Christoph Grab (ts, as), Bänz Oester (b), Paul Amereller (d)

Los ging das Jazzjahr Ende Januar bei einem Feierabendkonzert in der Lebewohlfabrik, einem kleinen Raum ganz in meiner Nähe, den ich eher selten besuche … was mit dem Programmschema (Di 18 Uhr, Do 20 Uhr) aber teils auch mit dem eher konservativen Programm zu tun hat. Ein paar schöne Abende erlebte ich aber z.B. mit Pierre Favre, und jetzt wieder mit einem Trio um Bänz Oester, einen der wichtigsten Bassisten im Land in den letzten Jahrzehnten. Im Trio Mingus spielen war ja etwas, was ich vor 30 Jahren auch gerne tat, aber natürlich nicht annähernd so gut … und nicht annähernd so gekonnt arrangiert: wenn z.B. in „Fables of Faubus“ die mehrstimmigen Passagen kamen, wechselte Oester fliessend aus der Begleitung in die Gegenmelodie und liess das Sax in die Trompetenstimme springen. Die drei haben die so frei wirkenden Mingus-Grooves wirklich drauf, Amereller spielte mit einem ähnlich offenen, eher kargen polyrhythmischen Stil, wie Dannie Richmond das über so viele Jahre tat. Das grösste Pensum zu bewältigen hatte aber Christoph Grab, den ich wie Amereller noch viel zu selten gehört habe. Er überzeugte mit am Tenorsax wie am Altsax völlig, spielte elegant und doch mit einer kernigen Härte, raute seinen Ton immer mal wieder auf … und glänzte mit einem tollen Flow an Ideen, der nur selten mal in routiniertes Playing fiel. Herz der Band, Motor, Seele, Sound-Kitt war aber Oester mit seinem lebendigen, immer geerdeten Bass. Wenn ich’s richtig notiert habe, spielten sie im ersten Set fast nur Musik aus dem Schlüsseljahr 1959 und ein wenig was von 1960/61, nämlich der Reihe nach „Better Git It In Your Soul“, „Boogie Stop Shuffle“, „Goodbye Pork Pie Hat“, „Peggy’s Blue Skylight“, „Reincarnation of a Love Bird“ und „Jelly Roll“. Im zweiten Set wurde dann nach zwei weiteren Klassikern das Repertoire der Siebziger miteinbezogen, es gab „Moanin'“, „Fables of Faubus“, „Duke Ellington’s Sound of Love“, „Remember Rockefeller in Attica“, „Nostalgia in Times Square“ und als Zugabe „Opus 3“.

Nicolas Masson Quartet
Zürich, Moods – 15. Februar 2025

Nicolas Masson (ss, ts), Colin Vallon (p), Patrice Moret (b), Lionel Friedli (d)

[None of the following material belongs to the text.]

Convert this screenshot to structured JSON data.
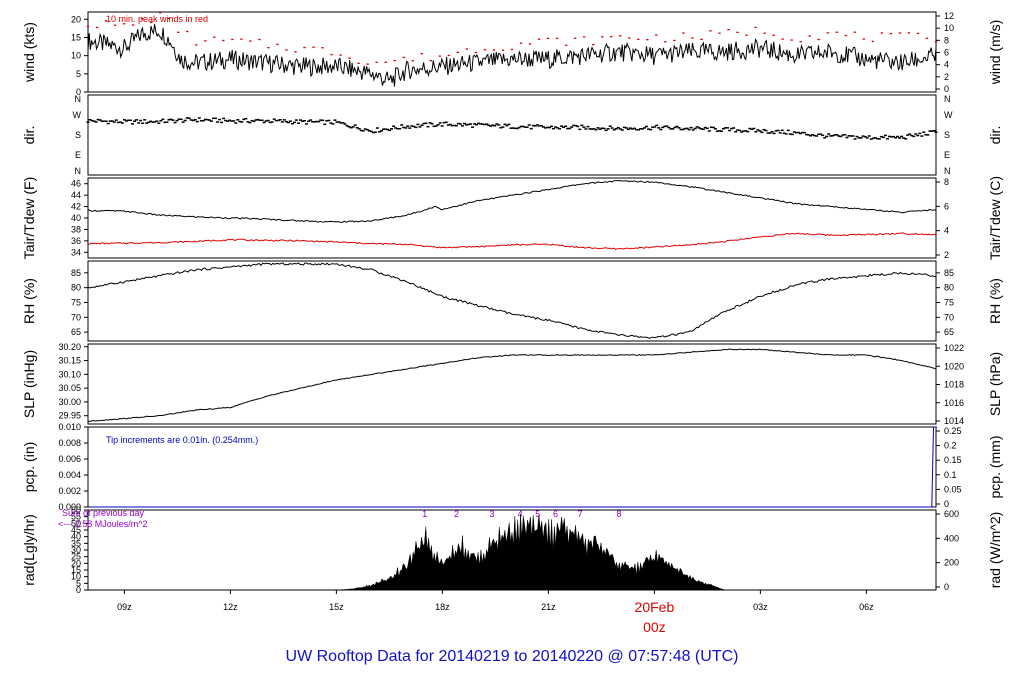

Den nächsten nächste Abend hatte ich im Hörthread kurz erwähnt, weil er mich doch etwas überrascht, zu einem neuen Hören, einer neuen Wahrnehmung dieser schon recht lange bestehenden Gruppe geführt hat, die ich allerdings zuvor nur von den beiden früheren Alben kannte. Neu, unerwartet, war für mich, wie laut dieses Quartett war, wie differenziert es aber dennoch musiziert (was nun keine Überraschung, ich hatte eher zarte Musik erwartet). Die Musik des Quartetts war präzise, manches wirkte etwas zurückgehalten (auch keine Überraschung, so höre ich auch die ECM-Alben, das neue vielleicht etwas weniger als „Travelers“), dennoch war das druckvoll. Masson spielte die meiste Zeit gar nicht richtig in das Mikrophon vor ihm (das muss ja beim Sax nicht vor dem Trichter sein, aber in der vertikalen Achse halt, nicht einen halben Meter daneben), dennoch hatte er nie Probleme, sich zu behaupten: die Kraft der Projektion. Vallon sorgte besonders im lebendigeren zweiten Set für ein paar Höhepunkte, aber vieles wirkte wie Bandmusik, es gab überhaupt wenige Soli, zwei oder drei von Vallon, mal ein Bass- oder oder ein Schlagzeugsolo. Und ob Massons Beiträge als Soli zu betrachten sind, würde ich eher bezweifeln. Klar wurde viel improvisiert, aber gemeinsam, in vorgegebenen Rahmen, mit Grooves, die gerne auch mal unregelmässig oder in ungleichen Aufteilungen funktionierten. Geerdet und zusammengehalten wurde das einmal mehr vom Mann am Bass, der oft so unscheinbar wirkt (ich habe ihn mit Vallon und mit Elina Duni und Vallon und einem weiteren tollen Drummer, Norbert Pfammatter, seit 2012 immer wieder live gehört), aber eben eine viel wichtigere Rolle einnimmt, als man auf den ersten Blick denken mag. Dabei ist er nicht Ruhepol oder Anker oder sonst eine blöde Metapher sondern in in enger, oft geradezu symbiotischer Verzahnung mit dem Klavier von Vallon und den Drums von Friedli (oder früher Samuel Rohrer und heute Julian Sartorius im Vallon-Trio bzw. eben Pfammatter im früheren Duni-Quartett). Was mir bei dem Konzert auch aufgellen ist (und klar: ich hörte das Quartett zum ersten Mal, sonst wüsste ich das wohl alles schon lange): wie dynamisch das Spiel der Gruppe war – und wie begrenzt daneben die Aufnahmen wirken – leider, aber auch naturgemäss, denn da wo das anders gehandhabt wird, etwa bei CIMP, macht das heimische Hören dann ja manchmal echt keine Freude mehr.

Colin Vallon Trio
Basel, Musée Tinguely, 28. März 2025 (nachmittags)
Basel, Bird’s Eye, 28. März 2025 (abends)
Jazzclub Uster, 14. März 2025

Colin Vallon (p), Patrice Moret (b), Julian Sartorius (d)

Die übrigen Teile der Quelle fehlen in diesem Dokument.